La vérité, c'est que nous avons en héritage le goût, l'ambition et la capacité de créer et de développer des entreprises. Notre histoire foisonne en effet d'entrepreneurs méconnus - inventeurs, pionniers de l'industrie, magnats de la finance, dont certains ont eu une envergure et un poids comparables aux plus influents de leurs contemporains du Canada anglais et des États-Unis. Leur vie, leurs réalisations sont mal documentées, plus mal diffusées encore. Pareille lacune témoigne des valeurs très contemporaines de ceux qui écrivent et diffusent notre histoire, pas de ceux qui l'ont faite.

Un verre à moitié plein

Notre «déficit entrepreneurial» n'est donc pas historique. Encore moins génétique. Mais surtout, il est tout à fait relatif. Au lieu d'y voir un verre à moitié vide, je préfère voir le verre à moitié plein du dynamisme des jeunes entrepreneurs québécois ; ces entrepreneurs qu'évoquent les enquêtes de la Fondation de l'entrepreneurship ; ces entrepreneurs, marchands ou fournisseurs, que j'ai côtoyés pendant 35 ans (deux générations !) passés chez Rona ; et ces jeunes avec qui j'échange aujourd'hui à l'École d'entrepreneurship de Beauce. Tous, ils ont la passion et la flamme de l'entrepreneur ; plusieurs ont la vision et l'envergure pour réussir en affaires ; quelques-uns ont aussi un supplément d'âme qui donne à leur projet un sens et une portée qui dépassent la solidité du bilan et la seule réussite matérielle. Déficit ou pas, la culture entrepreneuriale du Québec a de profondes racines ; elle est porteuse de fruits mûrs et de bourgeons vivaces et nombreux.
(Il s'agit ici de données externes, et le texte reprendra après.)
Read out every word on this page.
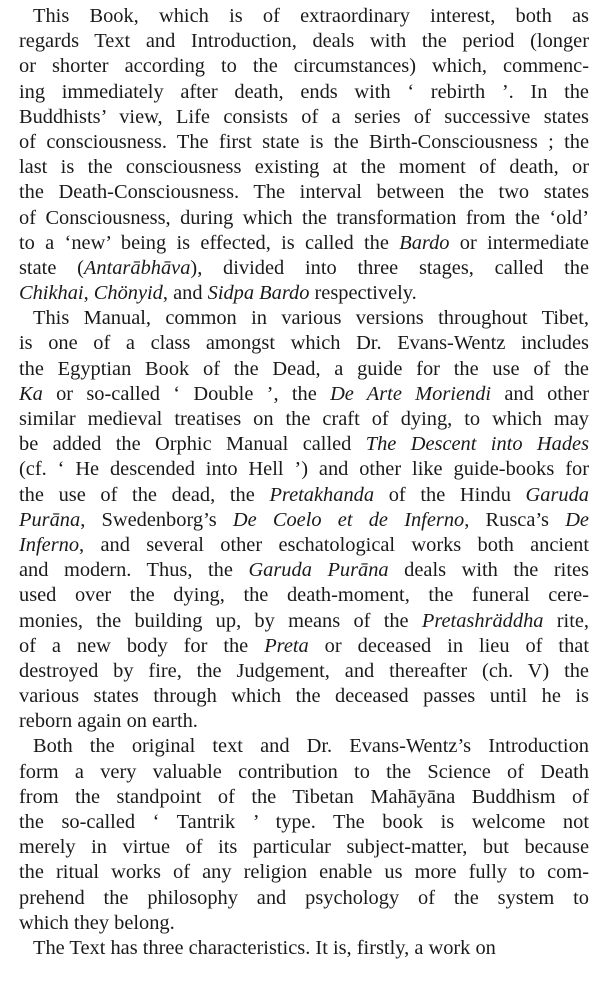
This Book, which is of extraordinary interest, both as
regards Text and Introduction, deals with the period (longer
or shorter according to the circumstances) which, commenc-
ing immediately after death, ends with ‘ rebirth ’. In the
Buddhists’ view, Life consists of a series of successive states
of consciousness. The first state is the Birth-Consciousness ; the
last is the consciousness existing at the moment of death, or
the Death-Consciousness. The interval between the two states
of Consciousness, during which the transformation from the ‘old’
to a ‘new’ being is effected, is called the Bardo or intermediate
state (Antarābhāva), divided into three stages, called the
Chikhai, Chönyid, and Sidpa Bardo respectively.
This Manual, common in various versions throughout Tibet,
is one of a class amongst which Dr. Evans-Wentz includes
the Egyptian Book of the Dead, a guide for the use of the
Ka or so-called ‘ Double ’, the De Arte Moriendi and other
similar medieval treatises on the craft of dying, to which may
be added the Orphic Manual called The Descent into Hades
(cf. ‘ He descended into Hell ’) and other like guide-books for
the use of the dead, the Pretakhanda of the Hindu Garuda
Purāna, Swedenborg’s De Coelo et de Inferno, Rusca’s De
Inferno, and several other eschatological works both ancient
and modern. Thus, the Garuda Purāna deals with the rites
used over the dying, the death-moment, the funeral cere-
monies, the building up, by means of the Pretashräddha rite,
of a new body for the Preta or deceased in lieu of that
destroyed by fire, the Judgement, and thereafter (ch. V) the
various states through which the deceased passes until he is
reborn again on earth.
Both the original text and Dr. Evans-Wentz’s Introduction
form a very valuable contribution to the Science of Death
from the standpoint of the Tibetan Mahāyāna Buddhism of
the so-called ‘ Tantrik ’ type. The book is welcome not
merely in virtue of its particular subject-matter, but because
the ritual works of any religion enable us more fully to com-
prehend the philosophy and psychology of the system to
which they belong.
The Text has three characteristics. It is, firstly, a work on
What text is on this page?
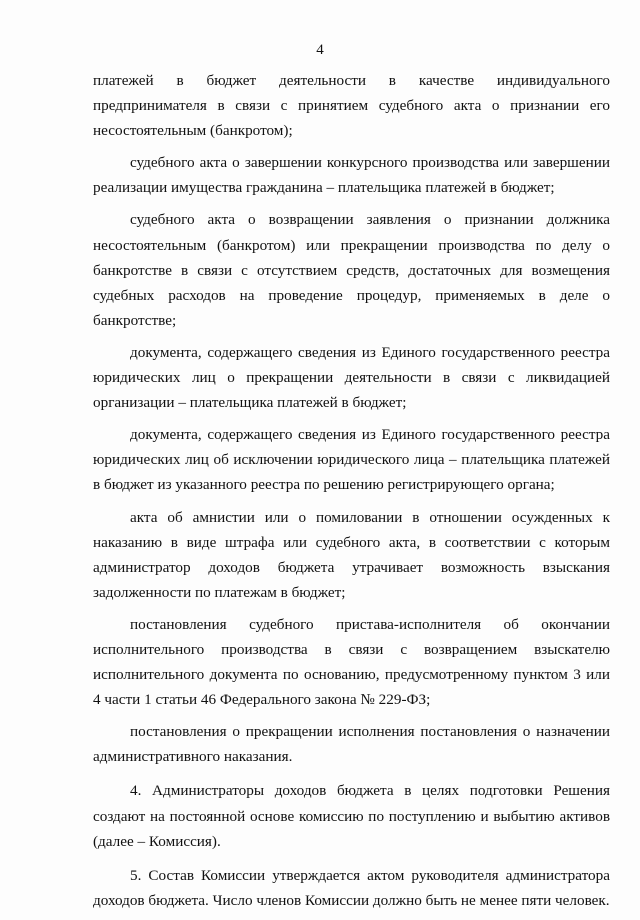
4

платежей в бюджет деятельности в качестве индивидуального предпринимателя в связи с принятием судебного акта о признании его несостоятельным (банкротом);

судебного акта о завершении конкурсного производства или завершении реализации имущества гражданина – плательщика платежей в бюджет;

судебного акта о возвращении заявления о признании должника несостоятельным (банкротом) или прекращении производства по делу о банкротстве в связи с отсутствием средств, достаточных для возмещения судебных расходов на проведение процедур, применяемых в деле о банкротстве;

документа, содержащего сведения из Единого государственного реестра юридических лиц о прекращении деятельности в связи с ликвидацией организации – плательщика платежей в бюджет;

документа, содержащего сведения из Единого государственного реестра юридических лиц об исключении юридического лица – плательщика платежей в бюджет из указанного реестра по решению регистрирующего органа;

акта об амнистии или о помиловании в отношении осужденных к наказанию в виде штрафа или судебного акта, в соответствии с которым администратор доходов бюджета утрачивает возможность взыскания задолженности по платежам в бюджет;

постановления судебного пристава-исполнителя об окончании исполнительного производства в связи с возвращением взыскателю исполнительного документа по основанию, предусмотренному пунктом 3 или 4 части 1 статьи 46 Федерального закона № 229-ФЗ;

постановления о прекращении исполнения постановления о назначении административного наказания.

4. Администраторы доходов бюджета в целях подготовки Решения создают на постоянной основе комиссию по поступлению и выбытию активов (далее – Комиссия).

5. Состав Комиссии утверждается актом руководителя администратора доходов бюджета. Число членов Комиссии должно быть не менее пяти человек.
De toute façon, la décision d'entreprendre appartient à des personnes. Pas à la collectivité, ni à leur culture. Celle-ci peut être plus ou moins porteuse, mais peu importe où, lancer ou reprendre une entreprise est une «traversée en solitaire». Il y a une équipe, des collaborateurs, peut-être le soutien d'une famille ou de proches, mais en dernière analyse, il y a un entrepreneur face à lui-même ; qui partagera ses succès avec tous ses collaborateurs, mais qui assumera seul la responsabilité d'un échec.

Pour cela, il faut une personnalité un peu particulière, des habiletés, un plan, beaucoup de ténacité... Mais j'anticipe. Tout cela, j'en parlerai dans mes prochaines chroniques.